Enhancing potato leaf protein content, carbon-based constituents, and leaf area index monitoring using radiative transfer model and deep learning

Abstract

Accurate determination of potato leaf protein content (Cp), carbon-based constituents (CBC), and leaf area index (LAI) are crucial for precise monitoring of potato growth. Dynamic monitoring of leaf Cp, CBC, and LAI can provide valuable insights for agricultural management, such as analyzing the impact of environment stress factors on potato growth throughout its lifecycle. Currently, the most commonly used method for estimating crop parameters is the vegetation spectral feature-statistical regression approach. However, leaf Cp and CBC estimation are greatly influenced by water absorptions, as they exhibited overlapping spectral features in the short-wave infrared (SWIR) region. Consequently, the accuracy of protein estimation using traditional vegetation spectral feature-statistical regression methods is limited. This study aims to propose a comprehensive approach called PCPNet (Potato Canopy and Leaf Parameter Network), which could jointly estimate potato canopy and leaf parameters including Cp, CBC, and LAI. The performance of the PCPNet was compared with traditional spectral feature-statistical regression methods in estimating Cp, CBC and LAI. A simulated dataset for pre-training was generated using the PROSPECT-PRO and SAIL radiative transfer models to represent various complex scenarios encountered in real-world potato cultivation practices.

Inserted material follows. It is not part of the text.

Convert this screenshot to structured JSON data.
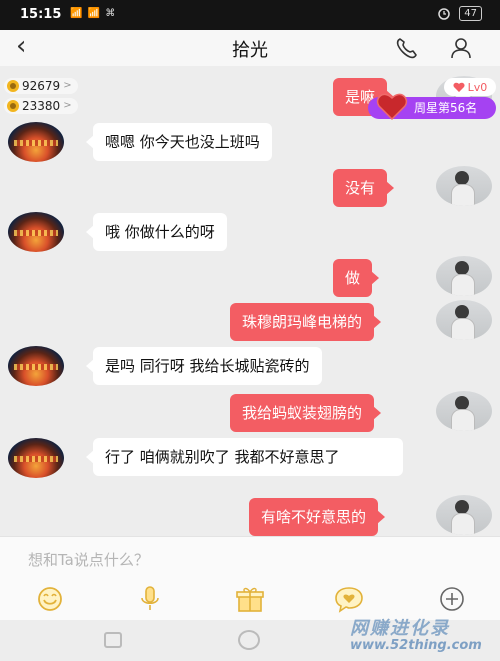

The designed PCPNet was initially pre-trained based on this simulated dataset and then re-trained using ground-based measurements from five potato growing seasons across two distinct regions in China through transfer learning techniques. The validation of potato canopy and leaf parameters was conducted based on the estimations provided by the PCPNet model, while assessing their accuracy. This study yields the following results: (1) The PCPNet-based deep learning model demonstrated markedly superior accuracy in estimating potato Cp, CBC, and LAI compared to traditional machine learning models. (2) The deep learning model pretrained with transfer learning exhibited greater estimation accuracy than the deep learning model trained from scratch. In future research, experiments should be conducted across multiple regions and crops to verify both accuracy and generalizability of this approach in remote sensing of leaf Cp, CBC, and LAI.